While below expectations, the 2% annualized rate of growth was well above the “whisper” number of closer to zero. The Atlanta Fed’s normally accurate GDP tracker pegged the economy as essentially flat for the quarter, so we breathed a sigh of relief when the figure came in as high as it did. Without any supply-chain constraints, output would have likely registered around 4%-5% — slower than in the first half of the year but still strong by any measure.8
What stands out most from the report is that the Delta variant failed to slow the dramatic shift away from consumer spending on goods (-9.2% for the quarter) and toward spending on services (+7.9%).9 Americans continued to spend more on “having fun” relative to buying “stuff,” taking a further step closer to pre-pandemic norms. The decline in goods consumption was due entirely to durable goods like cars, which (a) have risen in price considerably in 2021 and (b) have been in short supply due to manufacturing and delivery delays. No matter. People still found a way to spend money over the summer.
Other takeaways from the GDP release:
- Private investment grew after contracting for two quarters, driven largely by intellectual property (e.g., software) investment while the other categories (i.e., structures and equipment) detracted.10
- Inventories notably did not grow in the quarter, but their slower rate of decline compared to the prior quarter added 2.1% to GDP.11 At some point, restocking will be required to replace the historic drawdown from the last several quarters.
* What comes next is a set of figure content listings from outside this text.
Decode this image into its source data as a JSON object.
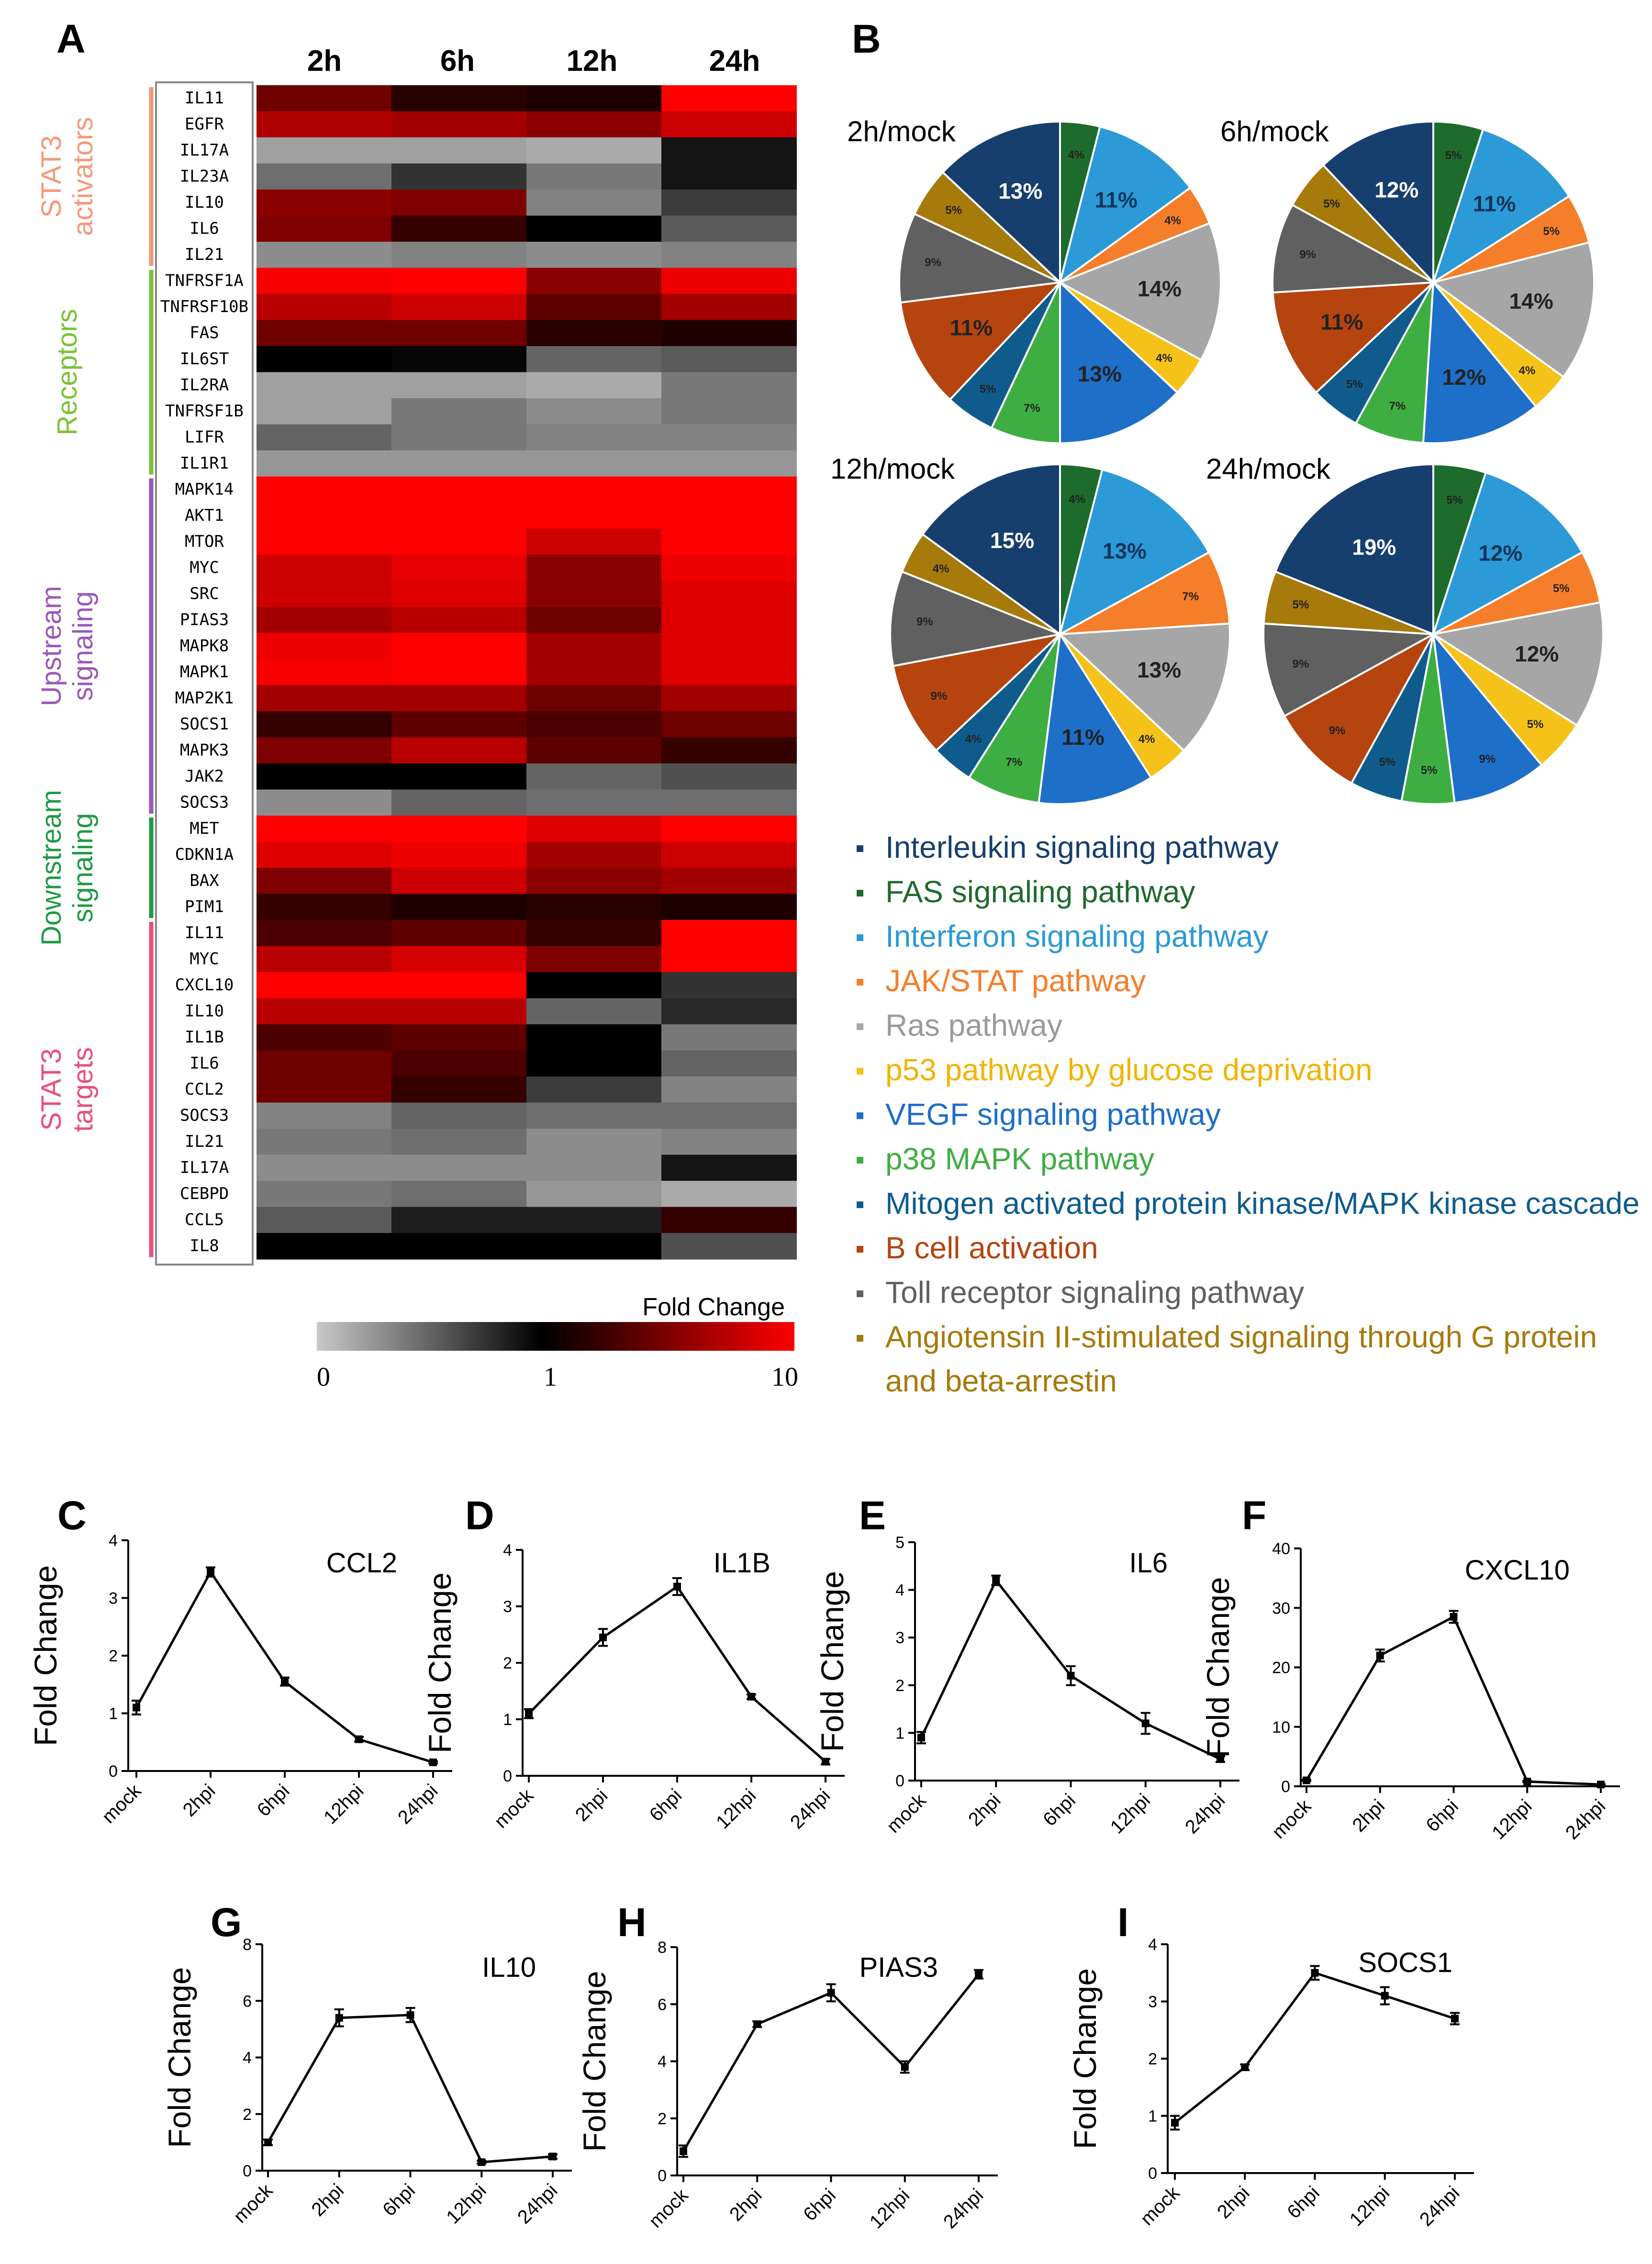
{
  "figure": {
    "panel_labels": [
      "A",
      "B",
      "C",
      "D",
      "E",
      "F",
      "G",
      "H",
      "I"
    ]
  },
  "heatmap": {
    "columns": [
      "2h",
      "6h",
      "12h",
      "24h"
    ],
    "groups": [
      {
        "label_lines": [
          "STAT3",
          "activators"
        ],
        "color": "#f4997a",
        "count": 7
      },
      {
        "label_lines": [
          "Receptors"
        ],
        "color": "#7cc13a",
        "count": 8
      },
      {
        "label_lines": [
          "Upstream",
          "signaling"
        ],
        "color": "#9b59b6",
        "count": 13
      },
      {
        "label_lines": [
          "Downstream",
          "signaling"
        ],
        "color": "#1f9a45",
        "count": 4
      },
      {
        "label_lines": [
          "STAT3",
          "targets"
        ],
        "color": "#e8507a",
        "count": 13
      }
    ],
    "genes": [
      "IL11",
      "EGFR",
      "IL17A",
      "IL23A",
      "IL10",
      "IL6",
      "IL21",
      "TNFRSF1A",
      "TNFRSF10B",
      "FAS",
      "IL6ST",
      "IL2RA",
      "TNFRSF1B",
      "LIFR",
      "IL1R1",
      "MAPK14",
      "AKT1",
      "MTOR",
      "MYC",
      "SRC",
      "PIAS3",
      "MAPK8",
      "MAPK1",
      "MAP2K1",
      "SOCS1",
      "MAPK3",
      "JAK2",
      "SOCS3",
      "MET",
      "CDKN1A",
      "BAX",
      "PIM1",
      "IL11",
      "MYC",
      "CXCL10",
      "IL10",
      "IL1B",
      "IL6",
      "CCL2",
      "SOCS3",
      "IL21",
      "IL17A",
      "CEBPD",
      "CCL5",
      "IL8"
    ],
    "values": [
      [
        3,
        1.3,
        1.2,
        10
      ],
      [
        5.5,
        5,
        4,
        7
      ],
      [
        0.2,
        0.2,
        0.15,
        0.9
      ],
      [
        0.45,
        0.75,
        0.4,
        0.9
      ],
      [
        4,
        3.5,
        0.35,
        0.7
      ],
      [
        3.5,
        1.5,
        1.0,
        0.55
      ],
      [
        0.3,
        0.35,
        0.3,
        0.35
      ],
      [
        9.5,
        10,
        4,
        9
      ],
      [
        6,
        7,
        2.5,
        5
      ],
      [
        3,
        3,
        1.3,
        1.2
      ],
      [
        1.0,
        0.97,
        0.5,
        0.55
      ],
      [
        0.2,
        0.2,
        0.15,
        0.4
      ],
      [
        0.2,
        0.4,
        0.3,
        0.4
      ],
      [
        0.5,
        0.4,
        0.35,
        0.35
      ],
      [
        0.25,
        0.25,
        0.25,
        0.25
      ],
      [
        10,
        10,
        10,
        10
      ],
      [
        10,
        10,
        10,
        10
      ],
      [
        10,
        10,
        7,
        10
      ],
      [
        7,
        8.5,
        4,
        9
      ],
      [
        7,
        8,
        4,
        8
      ],
      [
        5,
        6,
        3,
        8
      ],
      [
        9,
        10,
        5,
        8
      ],
      [
        9.5,
        10,
        5,
        8
      ],
      [
        5,
        5,
        3,
        5
      ],
      [
        1.5,
        2.5,
        2,
        3
      ],
      [
        3.5,
        6,
        2.5,
        1.5
      ],
      [
        1.0,
        1.0,
        0.5,
        0.6
      ],
      [
        0.3,
        0.5,
        0.45,
        0.45
      ],
      [
        10,
        10,
        8,
        10
      ],
      [
        8,
        9,
        5,
        7
      ],
      [
        3.5,
        7,
        4,
        5
      ],
      [
        1.5,
        1.2,
        1.3,
        1.2
      ],
      [
        2,
        2.5,
        1.5,
        10
      ],
      [
        6,
        7.5,
        3.5,
        10
      ],
      [
        10,
        10,
        1.0,
        0.75
      ],
      [
        6,
        6,
        0.5,
        0.8
      ],
      [
        2,
        2.5,
        1.0,
        0.4
      ],
      [
        3,
        2,
        1.0,
        0.5
      ],
      [
        3,
        1.5,
        0.7,
        0.35
      ],
      [
        0.35,
        0.5,
        0.45,
        0.45
      ],
      [
        0.4,
        0.45,
        0.3,
        0.35
      ],
      [
        0.3,
        0.3,
        0.3,
        0.9
      ],
      [
        0.4,
        0.45,
        0.25,
        0.15
      ],
      [
        0.55,
        0.85,
        0.85,
        1.5
      ],
      [
        1.0,
        1.0,
        1.0,
        0.6
      ]
    ],
    "scale": {
      "title": "Fold Change",
      "ticks": [
        "0",
        "1",
        "10"
      ]
    }
  },
  "pies": {
    "titles": [
      "2h/mock",
      "6h/mock",
      "12h/mock",
      "24h/mock"
    ],
    "order_colors": [
      "#163f6e",
      "#1d6b2d",
      "#2b9ad6",
      "#f57e2a",
      "#a6a6a6",
      "#f5c21a",
      "#1d6fc7",
      "#3fae42",
      "#0f5c8c",
      "#b5440f",
      "#606060",
      "#a67a0b"
    ],
    "percent_labels": [
      [
        "13%",
        "4%",
        "11%",
        "4%",
        "14%",
        "4%",
        "13%",
        "7%",
        "5%",
        "11%",
        "9%",
        "5%"
      ],
      [
        "12%",
        "5%",
        "11%",
        "5%",
        "14%",
        "4%",
        "12%",
        "7%",
        "5%",
        "11%",
        "9%",
        "5%"
      ],
      [
        "15%",
        "4%",
        "13%",
        "7%",
        "13%",
        "4%",
        "11%",
        "7%",
        "4%",
        "9%",
        "9%",
        "4%"
      ],
      [
        "19%",
        "5%",
        "12%",
        "5%",
        "12%",
        "5%",
        "9%",
        "5%",
        "5%",
        "9%",
        "9%",
        "5%"
      ]
    ],
    "values": [
      [
        13,
        4,
        11,
        4,
        14,
        4,
        13,
        7,
        5,
        11,
        9,
        5
      ],
      [
        12,
        5,
        11,
        5,
        14,
        4,
        12,
        7,
        5,
        11,
        9,
        5
      ],
      [
        15,
        4,
        13,
        7,
        13,
        4,
        11,
        7,
        4,
        9,
        9,
        4
      ],
      [
        19,
        5,
        12,
        5,
        12,
        5,
        9,
        5,
        5,
        9,
        9,
        5
      ]
    ],
    "legend": [
      {
        "label": "Interleukin signaling pathway",
        "color": "#163f6e",
        "text_color": "#163f6e"
      },
      {
        "label": "FAS signaling pathway",
        "color": "#1d6b2d",
        "text_color": "#1d6b2d"
      },
      {
        "label": "Interferon signaling pathway",
        "color": "#2b9ad6",
        "text_color": "#2b9ad6"
      },
      {
        "label": "JAK/STAT pathway",
        "color": "#f57e2a",
        "text_color": "#f57e2a"
      },
      {
        "label": "Ras pathway",
        "color": "#a6a6a6",
        "text_color": "#9a9a9a"
      },
      {
        "label": "p53 pathway by glucose deprivation",
        "color": "#f5c21a",
        "text_color": "#f0b400"
      },
      {
        "label": "VEGF signaling pathway",
        "color": "#1d6fc7",
        "text_color": "#1d6fc7"
      },
      {
        "label": "p38 MAPK pathway",
        "color": "#3fae42",
        "text_color": "#3fae42"
      },
      {
        "label": "Mitogen activated protein kinase/MAPK kinase cascade",
        "color": "#0f5c8c",
        "text_color": "#0f5c8c"
      },
      {
        "label": "B cell activation",
        "color": "#b5440f",
        "text_color": "#b5440f"
      },
      {
        "label": "Toll receptor signaling pathway",
        "color": "#606060",
        "text_color": "#606060"
      },
      {
        "label": "Angiotensin II-stimulated signaling through G protein",
        "label2": "and beta-arrestin",
        "color": "#a67a0b",
        "text_color": "#a67a0b"
      }
    ]
  },
  "chart_data": [
    {
      "type": "line",
      "panel": "C",
      "title": "CCL2",
      "ylabel": "Fold Change",
      "categories": [
        "mock",
        "2hpi",
        "6hpi",
        "12hpi",
        "24hpi"
      ],
      "values": [
        1.1,
        3.45,
        1.55,
        0.55,
        0.15
      ],
      "errors": [
        0.12,
        0.08,
        0.07,
        0.04,
        0.02
      ],
      "ylim": [
        0,
        4
      ],
      "yticks": [
        "0",
        "1",
        "2",
        "3",
        "4"
      ]
    },
    {
      "type": "line",
      "panel": "D",
      "title": "IL1B",
      "ylabel": "Fold Change",
      "categories": [
        "mock",
        "2hpi",
        "6hpi",
        "12hpi",
        "24hpi"
      ],
      "values": [
        1.1,
        2.45,
        3.35,
        1.4,
        0.25
      ],
      "errors": [
        0.08,
        0.15,
        0.15,
        0.04,
        0.05
      ],
      "ylim": [
        0,
        4
      ],
      "yticks": [
        "0",
        "1",
        "2",
        "3",
        "4"
      ]
    },
    {
      "type": "line",
      "panel": "E",
      "title": "IL6",
      "ylabel": "Fold Change",
      "categories": [
        "mock",
        "2hpi",
        "6hpi",
        "12hpi",
        "24hpi"
      ],
      "values": [
        0.9,
        4.2,
        2.2,
        1.2,
        0.45
      ],
      "errors": [
        0.12,
        0.1,
        0.2,
        0.22,
        0.06
      ],
      "ylim": [
        0,
        5
      ],
      "yticks": [
        "0",
        "1",
        "2",
        "3",
        "4",
        "5"
      ]
    },
    {
      "type": "line",
      "panel": "F",
      "title": "CXCL10",
      "ylabel": "Fold Change",
      "categories": [
        "mock",
        "2hpi",
        "6hpi",
        "12hpi",
        "24hpi"
      ],
      "values": [
        1.0,
        22.0,
        28.5,
        0.8,
        0.3
      ],
      "errors": [
        0.1,
        1.0,
        1.0,
        0.1,
        0.05
      ],
      "ylim": [
        0,
        40
      ],
      "yticks": [
        "0",
        "10",
        "20",
        "30",
        "40"
      ]
    },
    {
      "type": "line",
      "panel": "G",
      "title": "IL10",
      "ylabel": "Fold Change",
      "categories": [
        "mock",
        "2hpi",
        "6hpi",
        "12hpi",
        "24hpi"
      ],
      "values": [
        1.0,
        5.4,
        5.5,
        0.3,
        0.5
      ],
      "errors": [
        0.1,
        0.3,
        0.25,
        0.05,
        0.08
      ],
      "ylim": [
        0,
        8
      ],
      "yticks": [
        "0",
        "2",
        "4",
        "6",
        "8"
      ]
    },
    {
      "type": "line",
      "panel": "H",
      "title": "PIAS3",
      "ylabel": "Fold Change",
      "categories": [
        "mock",
        "2hpi",
        "6hpi",
        "12hpi",
        "24hpi"
      ],
      "values": [
        0.85,
        5.3,
        6.4,
        3.8,
        7.05
      ],
      "errors": [
        0.2,
        0.1,
        0.3,
        0.2,
        0.15
      ],
      "ylim": [
        0,
        8
      ],
      "yticks": [
        "0",
        "2",
        "4",
        "6",
        "8"
      ]
    },
    {
      "type": "line",
      "panel": "I",
      "title": "SOCS1",
      "ylabel": "Fold Change",
      "categories": [
        "mock",
        "2hpi",
        "6hpi",
        "12hpi",
        "24hpi"
      ],
      "values": [
        0.88,
        1.85,
        3.5,
        3.1,
        2.7
      ],
      "errors": [
        0.12,
        0.05,
        0.12,
        0.15,
        0.1
      ],
      "ylim": [
        0,
        4
      ],
      "yticks": [
        "0",
        "1",
        "2",
        "3",
        "4"
      ]
    }
  ]
}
- Trade (-1.1%) was a significant drag. This was to be expected, given that the U.S. trade deficit in goods hit a record high of $96.3 billion in September as exports shrank and imports grew.12 Imports are consumed domestically but produced abroad, so they are subtracted from consumption in the calculation of overall GDP. Exports, which are produced in the U.S. but sold abroad, are added to overall GDP. With import growth positive and export growth negative, GDP took a hit on both sides of the trade equation.
- The measure we normally prefer to gauge domestic demand — final sales to private domestic purchasers — increased at a 1.1% rate in the period. (This metric tracks how much U.S. residents actually spend, regardless of where the product or service is produced.) The third quarter marked the first time this number has trailed overall GDP growth since the recovery from COVID began in the spring of 2020.13
- But the brightest spot in the GDP report was the better-than-expected personal consumption growth, the largest component of demand. And consumer spending rose 0.6% in September, as the government reported on Friday.14
The U.S. economy has grown 4.9% over the past four quarters and is now comfortably above its fourth- quarter 2019 peak.15 Even so, the recovery is far from over. Households, even those in lower income brackets, still have considerable excess savings, which, combined with rising incomes, should continue to support above-average consumption growth through 2022. It won’t be the 11%-12% rate of growth (net of inflation!) generated in the first half of this year, but even a 2%-3% annual growth rate would bring the economy back to its relatively strong (and normal) rate of expansion from 2018.16 That seems achievable to us.